Priorität bei Synergie-Projekt
Christoph Egli betont, es sei sinnvoll, dass die Stossrichtung im KIGO-Verbund, in dem auch der AVA vertreten ist, prioritär am Standort Bazenheid liege. Er sagt: «Das Synergie-Projekt beim ZAB birgt unter anderem durch die bestehende Anlagetechnik diverse Standortvorteile.» Für Bazenheid spreche zudem die Nähe zur Tiermehlfabrik. Beim Tiermehl besteht ebenfalls die Pflicht zur Phosphorrückgewinnung ab 2026. Egli kann sich aber durchaus vorstellen, Erkenntnisse aus Pyrophos in das Verfahren des ZAB einfliessen zu lassen und dass sich die beiden Verfahren im Verbund mittel- oder langfristig ergänzen könnten.
Geplant ist noch in diesem Jahr die Gründung einer Aktiengesellschaft «P-AG». Diese soll sich laut Egli der Vermarktung des mineralisierten Produkts annehmen.
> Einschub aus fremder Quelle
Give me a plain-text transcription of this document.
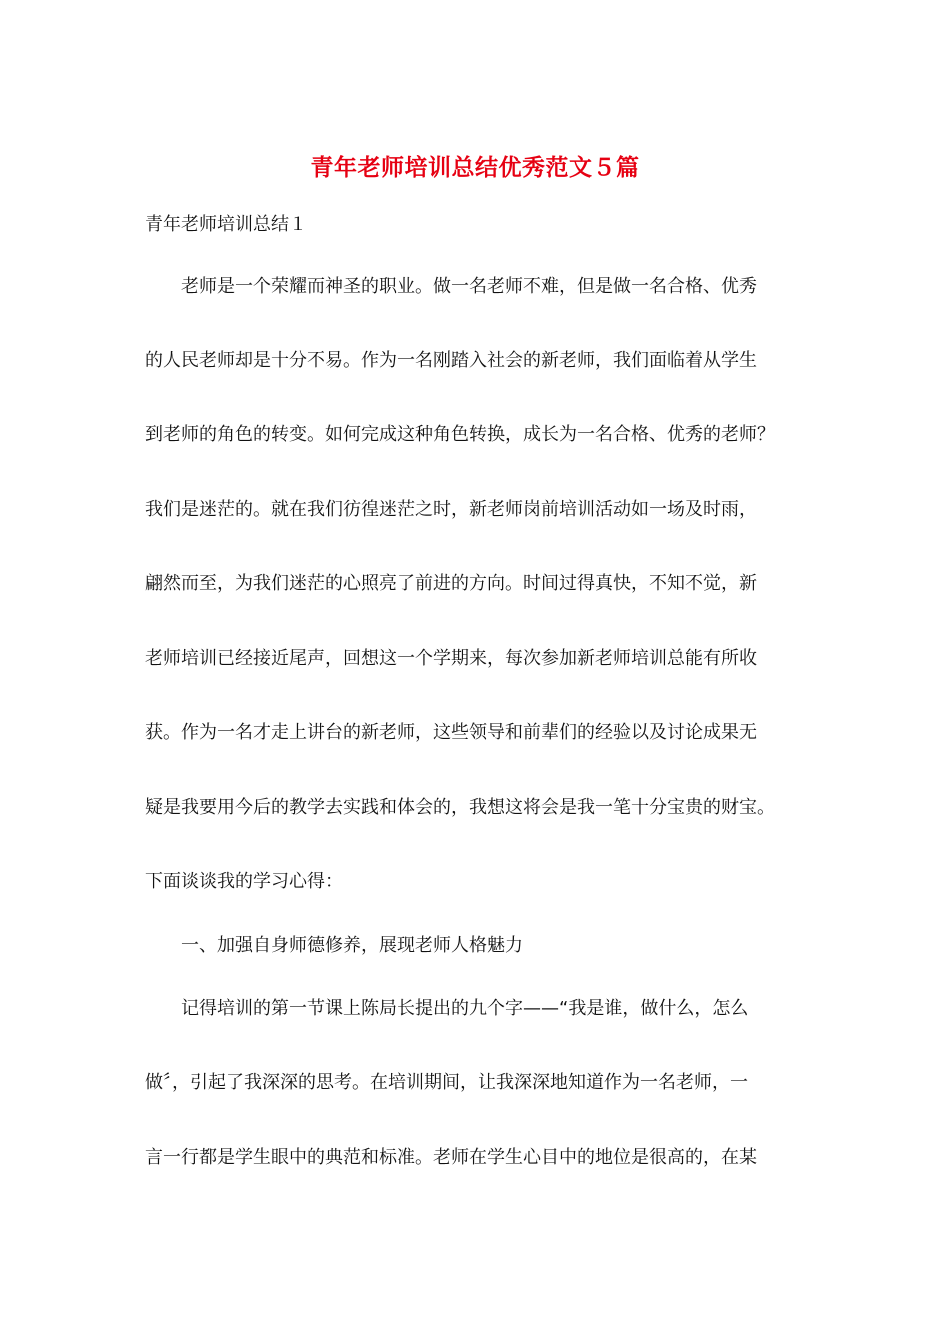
青年老师培训总结优秀范文５篇
青年老师培训总结１
老师是一个荣耀而神圣的职业。做一名老师不难，但是做一名合格、优秀
的人民老师却是十分不易。作为一名刚踏入社会的新老师，我们面临着从学生
到老师的角色的转变。如何完成这种角色转换，成长为一名合格、优秀的老师？
我们是迷茫的。就在我们彷徨迷茫之时，新老师岗前培训活动如一场及时雨，
翩然而至，为我们迷茫的心照亮了前进的方向。时间过得真快，不知不觉，新
老师培训已经接近尾声，回想这一个学期来，每次参加新老师培训总能有所收
获。作为一名才走上讲台的新老师，这些领导和前辈们的经验以及讨论成果无
疑是我要用今后的教学去实践和体会的，我想这将会是我一笔十分宝贵的财宝。
下面谈谈我的学习心得：
一、加强自身师德修养，展现老师人格魅力
记得培训的第一节课上陈局长提出的九个字——“我是谁，做什么，怎么
做〞，引起了我深深的思考。在培训期间，让我深深地知道作为一名老师，一
言一行都是学生眼中的典范和标准。老师在学生心目中的地位是很高的，在某
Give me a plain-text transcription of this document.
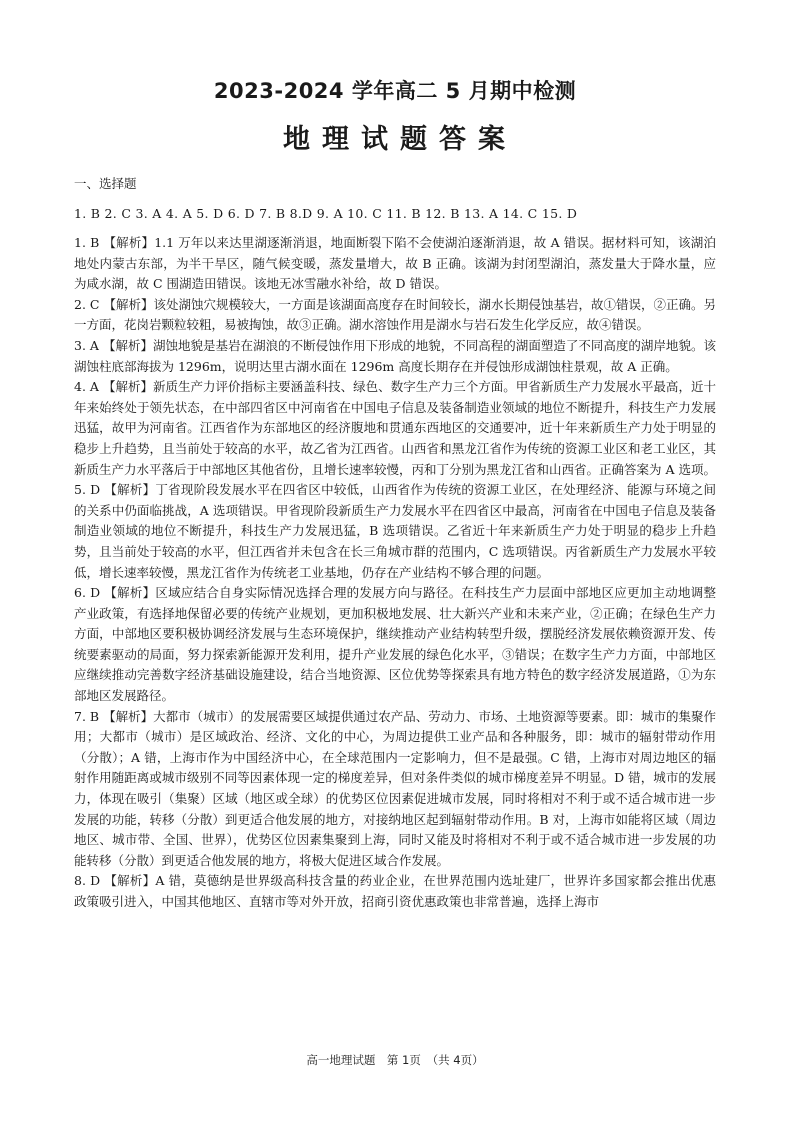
2023-2024 学年高二 5 月期中检测
地理试题答案
一、选择题
1. B 2. C 3. A 4. A 5. D 6. D 7. B 8.D 9. A 10. C 11. B 12. B 13. A 14. C 15. D

1. B 【解析】1.1 万年以来达里湖逐渐消退，地面断裂下陷不会使湖泊逐渐消退，故 A 错误。据材料可知，该湖泊地处内蒙古东部，为半干旱区，随气候变暖，蒸发量增大，故 B 正确。该湖为封闭型湖泊，蒸发量大于降水量，应为咸水湖，故 C 围湖造田错误。该地无冰雪融水补给，故 D 错误。

2. C 【解析】该处湖蚀穴规模较大，一方面是该湖面高度存在时间较长，湖水长期侵蚀基岩，故①错误，②正确。另一方面，花岗岩颗粒较粗，易被掏蚀，故③正确。湖水溶蚀作用是湖水与岩石发生化学反应，故④错误。

3. A 【解析】湖蚀地貌是基岩在湖浪的不断侵蚀作用下形成的地貌，不同高程的湖面塑造了不同高度的湖岸地貌。该湖蚀柱底部海拔为 1296m，说明达里古湖水面在 1296m 高度长期存在并侵蚀形成湖蚀柱景观，故 A 正确。

4. A 【解析】新质生产力评价指标主要涵盖科技、绿色、数字生产力三个方面。甲省新质生产力发展水平最高，近十年来始终处于领先状态，在中部四省区中河南省在中国电子信息及装备制造业领域的地位不断提升，科技生产力发展迅猛，故甲为河南省。江西省作为东部地区的经济腹地和贯通东西地区的交通要冲，近十年来新质生产力处于明显的稳步上升趋势，且当前处于较高的水平，故乙省为江西省。山西省和黑龙江省作为传统的资源工业区和老工业区，其新质生产力水平落后于中部地区其他省份，且增长速率较慢，丙和丁分别为黑龙江省和山西省。正确答案为 A 选项。

5. D 【解析】丁省现阶段发展水平在四省区中较低，山西省作为传统的资源工业区，在处理经济、能源与环境之间的关系中仍面临挑战，A 选项错误。甲省现阶段新质生产力发展水平在四省区中最高，河南省在中国电子信息及装备制造业领域的地位不断提升，科技生产力发展迅猛，B 选项错误。乙省近十年来新质生产力处于明显的稳步上升趋势，且当前处于较高的水平，但江西省并未包含在长三角城市群的范围内，C 选项错误。丙省新质生产力发展水平较低，增长速率较慢，黑龙江省作为传统老工业基地，仍存在产业结构不够合理的问题。

6. D 【解析】区域应结合自身实际情况选择合理的发展方向与路径。在科技生产力层面中部地区应更加主动地调整产业政策，有选择地保留必要的传统产业规划，更加积极地发展、壮大新兴产业和未来产业，②正确；在绿色生产力方面，中部地区要积极协调经济发展与生态环境保护，继续推动产业结构转型升级，摆脱经济发展依赖资源开发、传统要素驱动的局面，努力探索新能源开发利用，提升产业发展的绿色化水平，③错误；在数字生产力方面，中部地区应继续推动完善数字经济基础设施建设，结合当地资源、区位优势等探索具有地方特色的数字经济发展道路，①为东部地区发展路径。

7. B 【解析】大都市（城市）的发展需要区域提供通过农产品、劳动力、市场、土地资源等要素。即：城市的集聚作用；大都市（城市）是区域政治、经济、文化的中心，为周边提供工业产品和各种服务，即：城市的辐射带动作用（分散）；A 错，上海市作为中国经济中心，在全球范围内一定影响力，但不是最强。C 错，上海市对周边地区的辐射作用随距离或城市级别不同等因素体现一定的梯度差异，但对条件类似的城市梯度差异不明显。D 错，城市的发展力，体现在吸引（集聚）区域（地区或全球）的优势区位因素促进城市发展，同时将相对不利于或不适合城市进一步发展的功能，转移（分散）到更适合他发展的地方，对接纳地区起到辐射带动作用。B 对，上海市如能将区域（周边地区、城市带、全国、世界），优势区位因素集聚到上海，同时又能及时将相对不利于或不适合城市进一步发展的功能转移（分散）到更适合他发展的地方，将极大促进区域合作发展。

8. D 【解析】A 错，莫德纳是世界级高科技含量的药业企业，在世界范围内选址建厂，世界许多国家都会推出优惠政策吸引进入，中国其他地区、直辖市等对外开放，招商引资优惠政策也非常普遍，选择上海市

高一地理试题　第 1页　（共 4页）
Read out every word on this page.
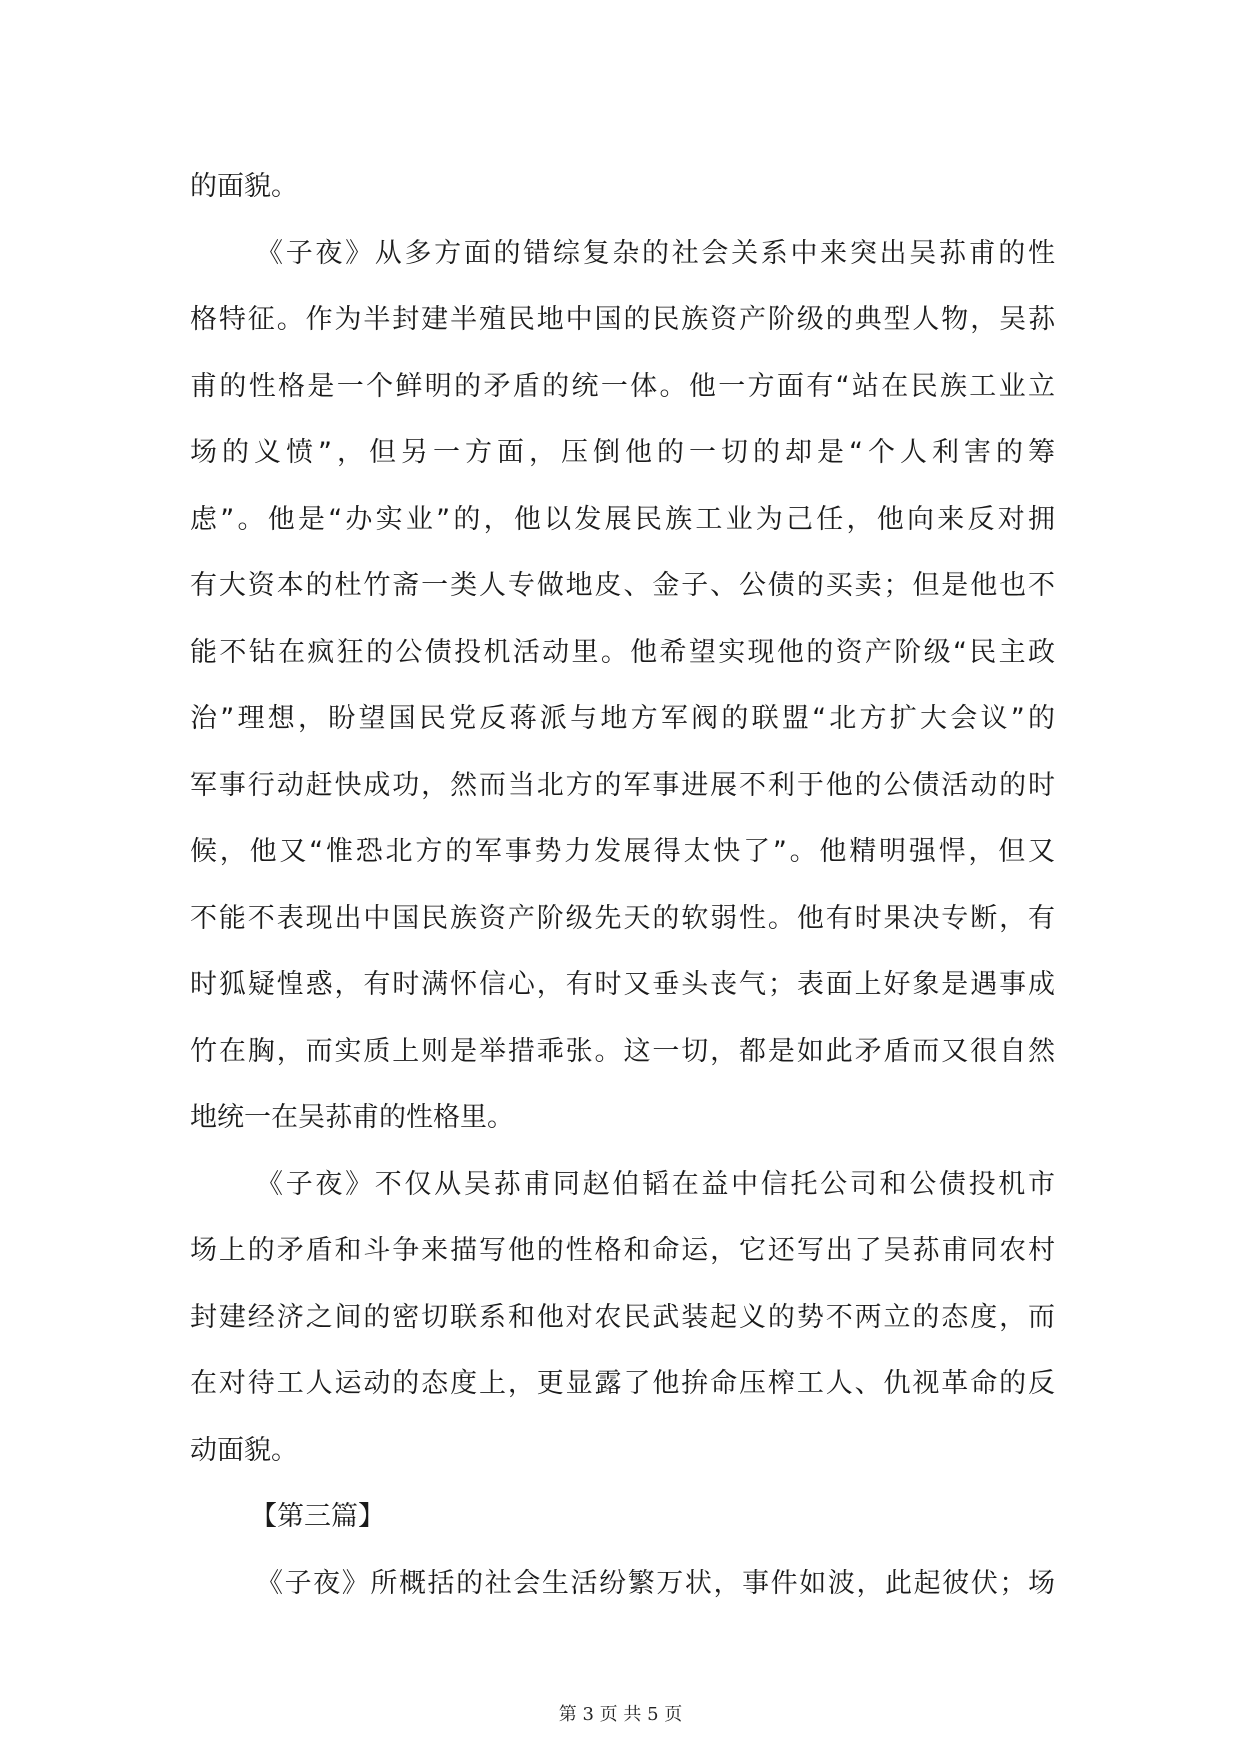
的面貌。
《子夜》从多方面的错综复杂的社会关系中来突出吴荪甫的性
格特征。作为半封建半殖民地中国的民族资产阶级的典型人物，吴荪
甫的性格是一个鲜明的矛盾的统一体。他一方面有“站在民族工业立
场的义愤”，但另一方面，压倒他的一切的却是“个人利害的筹
虑”。他是“办实业”的，他以发展民族工业为己任，他向来反对拥
有大资本的杜竹斋一类人专做地皮、金子、公债的买卖；但是他也不
能不钻在疯狂的公债投机活动里。他希望实现他的资产阶级“民主政
治”理想，盼望国民党反蒋派与地方军阀的联盟“北方扩大会议”的
军事行动赶快成功，然而当北方的军事进展不利于他的公债活动的时
候，他又“惟恐北方的军事势力发展得太快了”。他精明强悍，但又
不能不表现出中国民族资产阶级先天的软弱性。他有时果决专断，有
时狐疑惶惑，有时满怀信心，有时又垂头丧气；表面上好象是遇事成
竹在胸，而实质上则是举措乖张。这一切，都是如此矛盾而又很自然
地统一在吴荪甫的性格里。
《子夜》不仅从吴荪甫同赵伯韬在益中信托公司和公债投机市
场上的矛盾和斗争来描写他的性格和命运，它还写出了吴荪甫同农村
封建经济之间的密切联系和他对农民武装起义的势不两立的态度，而
在对待工人运动的态度上，更显露了他拚命压榨工人、仇视革命的反
动面貌。
【第三篇】
《子夜》所概括的社会生活纷繁万状，事件如波，此起彼伏；场
第 3 页 共 5 页
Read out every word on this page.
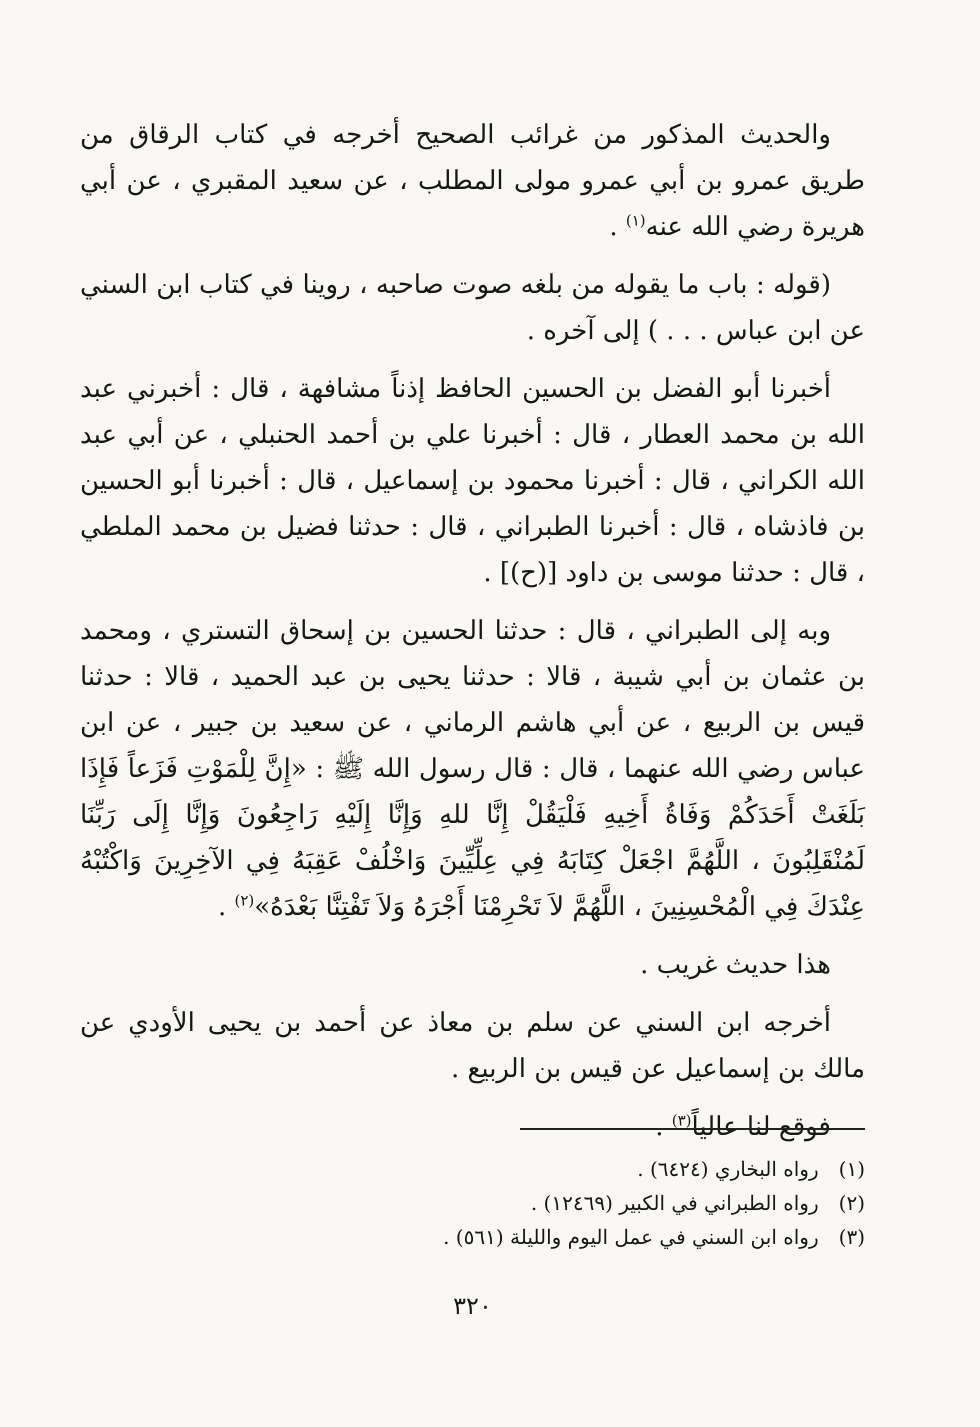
والحديث المذكور من غرائب الصحيح أخرجه في كتاب الرقاق من طريق عمرو بن أبي عمرو مولى المطلب ، عن سعيد المقبري ، عن أبي هريرة رضي الله عنه$^{(١)}$ .

(قوله : باب ما يقوله من بلغه صوت صاحبه ، روينا في كتاب ابن السني عن ابن عباس . . . ) إلى آخره .

أخبرنا أبو الفضل بن الحسين الحافظ إذناً مشافهة ، قال : أخبرني عبد الله بن محمد العطار ، قال : أخبرنا علي بن أحمد الحنبلي ، عن أبي عبد الله الكراني ، قال : أخبرنا محمود بن إسماعيل ، قال : أخبرنا أبو الحسين بن فاذشاه ، قال : أخبرنا الطبراني ، قال : حدثنا فضيل بن محمد الملطي ، قال : حدثنا موسى بن داود [(ح)] .

وبه إلى الطبراني ، قال : حدثنا الحسين بن إسحاق التستري ، ومحمد بن عثمان بن أبي شيبة ، قالا : حدثنا يحيى بن عبد الحميد ، قالا : حدثنا قيس بن الربيع ، عن أبي هاشم الرماني ، عن سعيد بن جبير ، عن ابن عباس رضي الله عنهما ، قال : قال رسول الله ﷺ : «إِنَّ لِلْمَوْتِ فَزَعاً فَإِذَا بَلَغَتْ أَحَدَكُمْ وَفَاةُ أَخِيهِ فَلْيَقُلْ إِنَّا للهِ وَإِنَّا إِلَيْهِ رَاجِعُونَ وَإِنَّا إِلَى رَبِّنَا لَمُنْقَلِبُونَ ، اللَّهُمَّ اجْعَلْ كِتَابَهُ فِي عِلِّيِّينَ وَاخْلُفْ عَقِبَهُ فِي الآخِرِينَ وَاكْتُبْهُ عِنْدَكَ فِي الْمُحْسِنِينَ ، اللَّهُمَّ لاَ تَحْرِمْنَا أَجْرَهُ وَلاَ تَفْتِنَّا بَعْدَهُ»$^{(٢)}$ .

هذا حديث غريب .

أخرجه ابن السني عن سلم بن معاذ عن أحمد بن يحيى الأودي عن مالك بن إسماعيل عن قيس بن الربيع .

فوقع لنا عالياً$^{(٣)}$ .

(١)
رواه البخاري (٦٤٢٤) .
(٢)
رواه الطبراني في الكبير (١٢٤٦٩) .
(٣)
رواه ابن السني في عمل اليوم والليلة (٥٦١) .
٣٢٠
Aktionäre werden die KIGO-Partner und die Tiermehlfabrik sein. Der Schweizer Phosphordünger wird vermutlich teurer sein als Importdünger, dafür aber sauberer, sprich weniger mit Schadstoffen wie z. B. Cadmium oder Uran belastet. Egli sagt dazu: «Bei unseren Bestrebungen zur Phosphorrückgewinnung stand und steht stets das Produkt ‹Dünger› und dessen Produktqualität im Vordergrund.»